Two-dimensional Sc₂N MXenes as efficient solid catalysts for CO₂ adsorption and conversion: a density functional theory study

We have employed density functional theory (DFT) calculations to explore the catalytic potential of scandium nitride (Sc₂N) MXenes for CO₂ capture and hydrogenation to methane. The Sc₂N surface exhibits a strong affinity for CO₂ with an adsorption energy of –3.627 eV, surpassing values reported for other MXenes, such as Ti₂N and V₂N, and even outperforming conventional catalysts like Pt(111). Charge density difference and COHP analyses reveal significant back-donation from Sc d-orbitals to the antibonding orbitals of CO₂, resulting in the formation of activated CO₂δ− species.
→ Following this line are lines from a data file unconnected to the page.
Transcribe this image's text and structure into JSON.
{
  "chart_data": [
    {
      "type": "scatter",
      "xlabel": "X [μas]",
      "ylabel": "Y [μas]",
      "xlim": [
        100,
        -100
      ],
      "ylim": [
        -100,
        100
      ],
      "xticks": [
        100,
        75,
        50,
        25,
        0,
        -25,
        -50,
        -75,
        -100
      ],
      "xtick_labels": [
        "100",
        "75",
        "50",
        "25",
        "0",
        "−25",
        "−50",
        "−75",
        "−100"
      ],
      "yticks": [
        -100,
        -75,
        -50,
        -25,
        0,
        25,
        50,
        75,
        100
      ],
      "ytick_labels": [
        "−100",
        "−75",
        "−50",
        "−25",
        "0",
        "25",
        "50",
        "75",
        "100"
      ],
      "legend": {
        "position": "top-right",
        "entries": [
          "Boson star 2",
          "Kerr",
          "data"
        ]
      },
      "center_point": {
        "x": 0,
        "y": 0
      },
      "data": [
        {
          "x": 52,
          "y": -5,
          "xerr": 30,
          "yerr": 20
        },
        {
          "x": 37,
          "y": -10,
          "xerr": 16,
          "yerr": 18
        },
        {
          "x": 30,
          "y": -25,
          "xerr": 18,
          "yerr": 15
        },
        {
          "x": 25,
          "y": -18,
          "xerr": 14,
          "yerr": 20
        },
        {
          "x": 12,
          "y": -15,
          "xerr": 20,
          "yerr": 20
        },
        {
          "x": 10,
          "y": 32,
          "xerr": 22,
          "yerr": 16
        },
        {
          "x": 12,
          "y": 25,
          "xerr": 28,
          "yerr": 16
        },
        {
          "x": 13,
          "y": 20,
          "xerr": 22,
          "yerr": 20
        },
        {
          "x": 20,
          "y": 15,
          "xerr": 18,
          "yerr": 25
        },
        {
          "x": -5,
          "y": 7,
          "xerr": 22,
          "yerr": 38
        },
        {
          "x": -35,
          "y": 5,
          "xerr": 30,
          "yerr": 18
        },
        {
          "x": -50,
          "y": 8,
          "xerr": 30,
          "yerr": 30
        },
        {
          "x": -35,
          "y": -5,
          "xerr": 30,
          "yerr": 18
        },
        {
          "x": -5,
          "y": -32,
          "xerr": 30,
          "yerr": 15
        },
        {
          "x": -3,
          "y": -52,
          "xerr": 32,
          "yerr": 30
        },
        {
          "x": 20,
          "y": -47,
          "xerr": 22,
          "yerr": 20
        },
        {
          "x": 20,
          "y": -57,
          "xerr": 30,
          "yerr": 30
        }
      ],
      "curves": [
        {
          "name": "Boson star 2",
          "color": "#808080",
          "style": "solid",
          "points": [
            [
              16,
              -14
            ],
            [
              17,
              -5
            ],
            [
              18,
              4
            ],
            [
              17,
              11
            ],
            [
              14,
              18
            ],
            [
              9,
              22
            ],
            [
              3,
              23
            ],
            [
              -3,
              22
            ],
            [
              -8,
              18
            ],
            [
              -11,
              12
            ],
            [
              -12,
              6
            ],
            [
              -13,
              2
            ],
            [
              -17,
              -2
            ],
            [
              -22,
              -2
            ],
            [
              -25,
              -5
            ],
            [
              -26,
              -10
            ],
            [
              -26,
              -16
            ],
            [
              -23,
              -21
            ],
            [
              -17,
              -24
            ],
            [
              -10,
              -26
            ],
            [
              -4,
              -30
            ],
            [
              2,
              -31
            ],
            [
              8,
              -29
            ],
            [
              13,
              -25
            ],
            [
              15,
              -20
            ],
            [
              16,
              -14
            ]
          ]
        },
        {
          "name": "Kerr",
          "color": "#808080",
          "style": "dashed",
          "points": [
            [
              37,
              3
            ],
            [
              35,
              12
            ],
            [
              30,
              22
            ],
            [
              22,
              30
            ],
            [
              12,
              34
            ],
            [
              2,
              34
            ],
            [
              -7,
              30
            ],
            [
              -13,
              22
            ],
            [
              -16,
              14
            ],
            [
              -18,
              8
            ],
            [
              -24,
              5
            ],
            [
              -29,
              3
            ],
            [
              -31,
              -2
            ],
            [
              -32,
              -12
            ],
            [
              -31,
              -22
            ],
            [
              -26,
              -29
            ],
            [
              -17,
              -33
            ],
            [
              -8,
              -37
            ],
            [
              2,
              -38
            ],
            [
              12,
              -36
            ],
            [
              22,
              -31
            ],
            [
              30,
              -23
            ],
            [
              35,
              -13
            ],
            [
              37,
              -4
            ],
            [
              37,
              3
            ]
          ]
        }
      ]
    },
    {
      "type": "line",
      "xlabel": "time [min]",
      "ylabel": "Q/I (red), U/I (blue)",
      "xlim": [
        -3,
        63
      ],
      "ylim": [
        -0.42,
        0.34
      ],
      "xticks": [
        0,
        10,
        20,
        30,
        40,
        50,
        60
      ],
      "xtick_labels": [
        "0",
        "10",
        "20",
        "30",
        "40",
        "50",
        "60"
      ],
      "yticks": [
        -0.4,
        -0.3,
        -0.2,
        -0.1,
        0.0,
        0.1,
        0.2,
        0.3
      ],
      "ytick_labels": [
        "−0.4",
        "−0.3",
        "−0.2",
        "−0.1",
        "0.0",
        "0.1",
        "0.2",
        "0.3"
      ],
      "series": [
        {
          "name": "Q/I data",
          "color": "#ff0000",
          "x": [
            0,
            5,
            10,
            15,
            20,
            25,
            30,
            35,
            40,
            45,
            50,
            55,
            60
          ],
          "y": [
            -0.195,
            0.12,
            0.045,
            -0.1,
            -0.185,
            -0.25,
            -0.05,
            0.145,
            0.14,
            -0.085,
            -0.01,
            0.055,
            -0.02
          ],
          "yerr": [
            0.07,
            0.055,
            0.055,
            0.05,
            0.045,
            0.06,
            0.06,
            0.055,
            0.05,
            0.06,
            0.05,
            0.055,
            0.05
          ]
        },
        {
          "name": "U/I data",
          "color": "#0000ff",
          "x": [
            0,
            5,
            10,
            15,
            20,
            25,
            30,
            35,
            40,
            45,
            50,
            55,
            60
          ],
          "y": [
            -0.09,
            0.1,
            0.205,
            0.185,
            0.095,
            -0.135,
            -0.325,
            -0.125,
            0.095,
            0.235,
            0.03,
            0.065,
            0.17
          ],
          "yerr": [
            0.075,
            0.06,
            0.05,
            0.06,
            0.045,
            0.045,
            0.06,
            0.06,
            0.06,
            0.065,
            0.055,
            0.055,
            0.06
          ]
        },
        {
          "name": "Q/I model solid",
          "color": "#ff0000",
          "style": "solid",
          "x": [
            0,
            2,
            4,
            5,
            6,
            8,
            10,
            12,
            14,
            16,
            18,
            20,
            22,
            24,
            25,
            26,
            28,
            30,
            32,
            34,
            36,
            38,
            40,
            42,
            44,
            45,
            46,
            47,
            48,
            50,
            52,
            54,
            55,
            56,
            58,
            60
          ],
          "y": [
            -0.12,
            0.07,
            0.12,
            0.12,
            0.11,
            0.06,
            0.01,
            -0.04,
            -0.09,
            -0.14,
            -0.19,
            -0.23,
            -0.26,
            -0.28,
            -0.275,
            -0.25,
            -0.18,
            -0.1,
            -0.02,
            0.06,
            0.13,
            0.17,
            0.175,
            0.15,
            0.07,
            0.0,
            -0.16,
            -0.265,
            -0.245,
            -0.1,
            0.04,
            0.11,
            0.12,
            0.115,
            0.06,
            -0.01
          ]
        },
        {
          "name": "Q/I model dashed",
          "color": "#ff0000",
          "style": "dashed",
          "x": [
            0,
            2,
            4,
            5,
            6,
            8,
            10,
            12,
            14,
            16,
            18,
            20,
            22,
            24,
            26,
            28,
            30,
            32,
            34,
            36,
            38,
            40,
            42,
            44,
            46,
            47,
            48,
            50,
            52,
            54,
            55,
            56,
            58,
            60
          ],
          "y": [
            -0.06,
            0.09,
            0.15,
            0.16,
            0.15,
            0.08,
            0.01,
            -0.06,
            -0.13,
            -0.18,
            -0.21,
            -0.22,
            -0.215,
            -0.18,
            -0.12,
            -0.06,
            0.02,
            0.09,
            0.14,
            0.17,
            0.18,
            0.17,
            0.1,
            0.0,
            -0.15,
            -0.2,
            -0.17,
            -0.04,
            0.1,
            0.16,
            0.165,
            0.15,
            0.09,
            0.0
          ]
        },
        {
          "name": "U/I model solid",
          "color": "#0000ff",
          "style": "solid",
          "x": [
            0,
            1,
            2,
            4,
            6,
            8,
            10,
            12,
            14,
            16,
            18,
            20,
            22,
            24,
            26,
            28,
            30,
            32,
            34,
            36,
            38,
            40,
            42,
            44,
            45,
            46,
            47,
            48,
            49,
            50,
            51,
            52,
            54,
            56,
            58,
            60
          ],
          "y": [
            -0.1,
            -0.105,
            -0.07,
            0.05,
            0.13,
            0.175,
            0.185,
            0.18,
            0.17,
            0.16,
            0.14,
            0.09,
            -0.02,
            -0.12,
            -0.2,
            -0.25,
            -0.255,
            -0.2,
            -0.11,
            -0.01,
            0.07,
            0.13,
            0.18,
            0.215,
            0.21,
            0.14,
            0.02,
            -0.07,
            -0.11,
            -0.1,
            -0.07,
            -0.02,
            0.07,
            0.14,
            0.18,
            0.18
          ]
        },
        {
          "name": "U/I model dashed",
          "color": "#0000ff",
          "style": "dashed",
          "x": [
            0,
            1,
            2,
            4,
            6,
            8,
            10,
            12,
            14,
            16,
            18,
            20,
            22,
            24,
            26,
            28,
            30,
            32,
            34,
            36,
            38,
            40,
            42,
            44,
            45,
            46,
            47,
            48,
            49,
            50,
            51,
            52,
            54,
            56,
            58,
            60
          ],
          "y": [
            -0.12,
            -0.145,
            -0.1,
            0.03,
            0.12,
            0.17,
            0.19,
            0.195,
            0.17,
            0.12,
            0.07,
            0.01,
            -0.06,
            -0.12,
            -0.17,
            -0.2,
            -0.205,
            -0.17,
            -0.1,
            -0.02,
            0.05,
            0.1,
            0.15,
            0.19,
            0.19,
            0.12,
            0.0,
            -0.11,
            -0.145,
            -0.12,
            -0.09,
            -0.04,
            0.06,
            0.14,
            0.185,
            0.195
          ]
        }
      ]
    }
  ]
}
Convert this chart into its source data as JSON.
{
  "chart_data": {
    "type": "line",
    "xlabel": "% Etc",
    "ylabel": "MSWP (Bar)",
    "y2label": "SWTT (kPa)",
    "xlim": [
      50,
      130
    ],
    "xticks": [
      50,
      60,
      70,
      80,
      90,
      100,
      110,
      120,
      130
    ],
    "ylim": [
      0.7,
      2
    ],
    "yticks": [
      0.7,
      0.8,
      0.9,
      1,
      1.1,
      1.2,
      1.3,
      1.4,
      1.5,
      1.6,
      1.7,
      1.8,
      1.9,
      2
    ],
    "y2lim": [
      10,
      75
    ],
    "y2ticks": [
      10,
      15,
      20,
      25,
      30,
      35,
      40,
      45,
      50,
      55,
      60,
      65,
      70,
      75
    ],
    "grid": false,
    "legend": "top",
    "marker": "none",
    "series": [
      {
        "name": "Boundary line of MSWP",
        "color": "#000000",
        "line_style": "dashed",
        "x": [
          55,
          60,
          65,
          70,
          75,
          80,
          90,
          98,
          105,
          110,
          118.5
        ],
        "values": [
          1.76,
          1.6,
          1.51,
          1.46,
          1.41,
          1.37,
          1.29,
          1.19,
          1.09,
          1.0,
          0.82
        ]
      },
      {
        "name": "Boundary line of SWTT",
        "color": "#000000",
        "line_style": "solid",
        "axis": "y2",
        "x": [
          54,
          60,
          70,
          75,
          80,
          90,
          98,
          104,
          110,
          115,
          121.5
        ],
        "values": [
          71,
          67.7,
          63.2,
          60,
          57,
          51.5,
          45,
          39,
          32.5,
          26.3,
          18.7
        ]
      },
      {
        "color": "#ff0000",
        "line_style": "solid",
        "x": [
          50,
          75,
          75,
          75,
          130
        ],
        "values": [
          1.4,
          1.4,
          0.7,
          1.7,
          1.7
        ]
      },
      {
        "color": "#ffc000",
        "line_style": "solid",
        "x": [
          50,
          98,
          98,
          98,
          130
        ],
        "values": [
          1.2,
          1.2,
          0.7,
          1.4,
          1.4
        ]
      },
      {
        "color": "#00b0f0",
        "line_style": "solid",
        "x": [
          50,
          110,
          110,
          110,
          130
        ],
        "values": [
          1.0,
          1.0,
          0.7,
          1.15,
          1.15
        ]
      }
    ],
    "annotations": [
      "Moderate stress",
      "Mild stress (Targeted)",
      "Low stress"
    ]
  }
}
AIMD simulations confirm the thermal stability of Sc₂N under ambient conditions. The hydrogenation pathway to CH₄ proceeds via eight elementary steps, with the CH₂OH + H → CH₃OH reaction identified as the rate-determining step due to its high activation barrier (2.916 eV). Sc₂N effectively stabilizes key intermediates, such as COOH, HCOOH and CH₂OH, and facilitates H₂ dissociation with moderate energy requirements. Compared with other MXenes, Sc₂N shows superior ability to stabilize intermediates, particularly HCOOH, which plays a crucial role in the conversion pathway. However, large negative adsorption energies for H and O atoms suggest potential surface poisoning, which may limit catalytic turnover unless regeneration strategies are implemented. These findings highlight Sc₂N MXenes as robust and efficient materials for CO₂ capture and conversion, although further optimization is necessary for sustained catalytic performance.